The agreement evidenced hereby and all disputes arising thereunder will be governed by Commonwealth of Virginia and interpreted in accordance with the internal laws and will be subject to the exclusive jurisdiction of the courts of Commonwealth of Virginia. Should any term or provision hereof be held wholly or partly invalid or unenforceable under applicable law, the remainder of the agreement evidenced hereby will not be affected thereby.
The agreement evidenced hereby may not be assigned by either party without the written consent of the other (which consent will not be unreasonably withheld). However, consent will not be required for internal transfers and assignments as between Seller and its parent company, subsidiaries or affiliates as part of a consolidation, merger or any other form of corporate reorganization.

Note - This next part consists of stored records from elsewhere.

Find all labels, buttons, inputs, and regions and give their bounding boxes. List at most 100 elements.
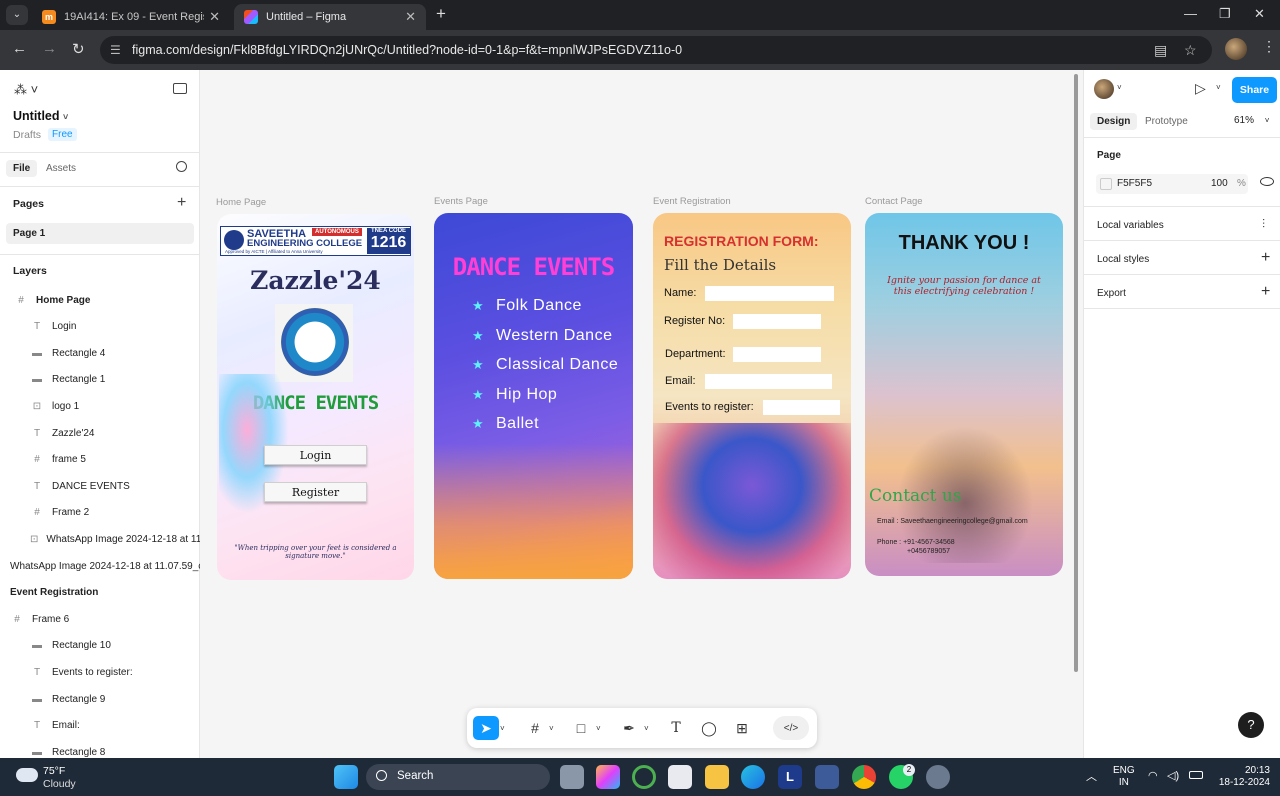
restore-icon[interactable]: ❐ xyxy=(1219,6,1231,22)
search-icon[interactable] xyxy=(176,161,187,172)
form-input-box[interactable] xyxy=(763,400,840,415)
layer-item[interactable]: T DANCE EVENTS xyxy=(0,473,200,499)
export-label[interactable]: Export xyxy=(1097,288,1126,299)
reload-icon[interactable]: ↻ xyxy=(72,40,85,58)
show-hidden-icons[interactable]: ︿ xyxy=(1086,768,1097,784)
volume-icon[interactable]: ◁) xyxy=(1167,769,1179,782)
zoom-level[interactable]: 61% ˅ xyxy=(1234,115,1269,126)
battery-icon[interactable] xyxy=(1189,771,1203,779)
text-tool-icon[interactable]: T xyxy=(666,716,686,740)
start-icon[interactable] xyxy=(334,765,358,789)
home-page-frame[interactable]: SAVEETHA AUTONOMOUS ENGINEERING COLLEGE … xyxy=(217,214,414,580)
tab-event-registration[interactable]: m 19AI414: Ex 09 - Event Registrat ✕ xyxy=(32,4,230,30)
frame-label-registration[interactable]: Event Registration xyxy=(653,196,731,207)
form-input-box[interactable] xyxy=(705,286,834,301)
edge-icon[interactable] xyxy=(741,765,765,789)
clipboard-icon[interactable]: ▤ xyxy=(1154,36,1167,64)
rectangle-tool-icon[interactable]: □ xyxy=(571,716,591,740)
url-bar[interactable]: ☰ figma.com/design/Fkl8BfdgLYIRDQn2jUNrQ… xyxy=(100,36,1212,64)
help-button[interactable]: ? xyxy=(1238,712,1264,738)
forward-icon[interactable]: → xyxy=(42,40,57,57)
close-window-icon[interactable]: ✕ xyxy=(1254,6,1265,22)
layer-item[interactable]: ▬ Rectangle 9 xyxy=(0,686,200,712)
back-icon[interactable]: ← xyxy=(12,40,27,57)
pen-tool-icon[interactable]: ✒ xyxy=(619,716,639,740)
language-indicator[interactable]: ENG IN xyxy=(1113,765,1135,789)
weather-icon[interactable] xyxy=(16,768,38,782)
move-tool-icon[interactable]: ➤ xyxy=(473,716,499,740)
canvas[interactable]: Home Page Events Page Event Registration… xyxy=(200,70,1083,758)
move-tool-dropdown-icon[interactable]: ˅ xyxy=(500,716,505,740)
layer-item[interactable]: ▬ Rectangle 1 xyxy=(0,367,200,393)
layer-item[interactable]: T Zazzle'24 xyxy=(0,420,200,446)
task-view-icon[interactable] xyxy=(560,765,584,789)
browser-menu-icon[interactable]: ⋮ xyxy=(1262,38,1276,55)
actions-tool-icon[interactable]: ⊞ xyxy=(732,716,752,740)
tab-figma[interactable]: Untitled – Figma ✕ xyxy=(234,4,426,30)
bookmark-star-icon[interactable]: ☆ xyxy=(1184,36,1197,64)
canvas-scrollbar[interactable] xyxy=(1074,74,1078,672)
clock[interactable]: 20:13 18-12-2024 xyxy=(1214,765,1270,789)
layer-item[interactable]: ▬ Rectangle 10 xyxy=(0,633,200,659)
site-info-icon[interactable]: ☰ xyxy=(110,36,121,64)
layer-item[interactable]: ⊡ WhatsApp Image 2024-12-18 at 11 xyxy=(0,526,200,552)
visibility-eye-icon[interactable] xyxy=(1260,177,1274,186)
copilot-icon[interactable] xyxy=(596,765,620,789)
layer-item[interactable]: Event Registration xyxy=(0,580,200,606)
plan-badge[interactable]: Free xyxy=(48,128,77,141)
dev-mode-icon[interactable]: </> xyxy=(773,716,809,740)
layer-item[interactable]: ▬ Rectangle 4 xyxy=(0,340,200,366)
wifi-icon[interactable]: ◠ xyxy=(1148,769,1158,782)
page-color-field[interactable]: F5F5F5 100 % xyxy=(1096,174,1248,194)
file-explorer-icon[interactable] xyxy=(705,765,729,789)
add-export-icon[interactable]: + xyxy=(1261,283,1270,301)
frame-label-events[interactable]: Events Page xyxy=(434,196,488,207)
login-button[interactable]: Login xyxy=(264,445,367,465)
local-variables-label[interactable]: Local variables xyxy=(1097,220,1164,231)
form-input-box[interactable] xyxy=(705,374,832,389)
store-icon[interactable] xyxy=(668,765,692,789)
local-styles-label[interactable]: Local styles xyxy=(1097,254,1149,265)
taskbar-search[interactable]: Search xyxy=(366,764,550,790)
color-swatch[interactable] xyxy=(1100,178,1112,190)
layer-item[interactable]: WhatsApp Image 2024-12-18 at 11.07.59_c7 xyxy=(0,553,200,579)
layer-item[interactable]: T Events to register: xyxy=(0,659,200,685)
layer-item[interactable]: T Login xyxy=(0,314,200,340)
close-icon[interactable]: ✕ xyxy=(405,9,416,25)
form-input-box[interactable] xyxy=(733,314,821,329)
l-app-icon[interactable]: L xyxy=(778,765,802,789)
pen-tool-dropdown-icon[interactable]: ˅ xyxy=(644,716,649,740)
new-tab-button[interactable]: + xyxy=(436,4,446,24)
minimize-icon[interactable]: — xyxy=(1184,6,1197,21)
registration-page-frame[interactable]: REGISTRATION FORM: Fill the Details Name… xyxy=(653,213,851,579)
contact-page-frame[interactable]: THANK YOU ! Ignite your passion for danc… xyxy=(865,213,1063,576)
local-variables-icon[interactable]: ⫶ xyxy=(1262,217,1265,232)
chrome-icon[interactable] xyxy=(852,765,876,789)
comment-tool-icon[interactable]: ◯ xyxy=(699,716,719,740)
file-name[interactable]: Untitled ˅ xyxy=(13,109,68,123)
register-button[interactable]: Register xyxy=(264,482,367,502)
weather-desc[interactable]: Cloudy xyxy=(43,778,76,790)
frame-label-contact[interactable]: Contact Page xyxy=(865,196,923,207)
toggle-sidebar-icon[interactable] xyxy=(173,83,187,94)
add-page-icon[interactable]: + xyxy=(177,194,186,212)
frame-tool-dropdown-icon[interactable]: ˅ xyxy=(549,716,554,740)
present-dropdown-icon[interactable]: ˅ xyxy=(1216,83,1221,92)
layer-item[interactable]: # Frame 6 xyxy=(0,606,200,632)
weather-temp[interactable]: 75°F xyxy=(43,765,65,777)
form-input-box[interactable] xyxy=(733,347,821,362)
profile-avatar[interactable] xyxy=(1225,38,1247,60)
layer-item[interactable]: # Home Page xyxy=(0,287,200,313)
layer-item[interactable]: ⊡ logo 1 xyxy=(0,393,200,419)
spotify-like-icon[interactable] xyxy=(632,765,656,789)
page-item-page-1[interactable]: Page 1 xyxy=(6,223,194,244)
tab-assets[interactable]: Assets xyxy=(46,163,76,174)
frame-tool-icon[interactable]: # xyxy=(525,716,545,740)
layer-item[interactable]: T Email: xyxy=(0,713,200,739)
figma-menu-icon[interactable]: ⁂ ˅ xyxy=(14,82,38,98)
settings-icon[interactable] xyxy=(926,765,950,789)
user-avatar[interactable] xyxy=(1094,79,1114,99)
events-page-frame[interactable]: DANCE EVENTS ★ Folk Dance ★ Western Dance ★ C… xyxy=(434,213,633,579)
vpn-app-icon[interactable] xyxy=(815,765,839,789)
add-style-icon[interactable]: + xyxy=(1261,249,1270,267)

Certain ITHENA products or services may be subject to additional terms or addendums ("Addendum"), including without limitation payment processing, indemnification, or limitation of liability provisions. All such Addendums are hereby incorporated by reference into this Agreement and form part of the overall contractual terms between Buyer and Seller. The current Addendums applicable to your use of ITHENA products are available at https://eula.ithena.io/addendum.
The parties acknowledge that they have required that the agreement evidenced hereby be drawn up in English.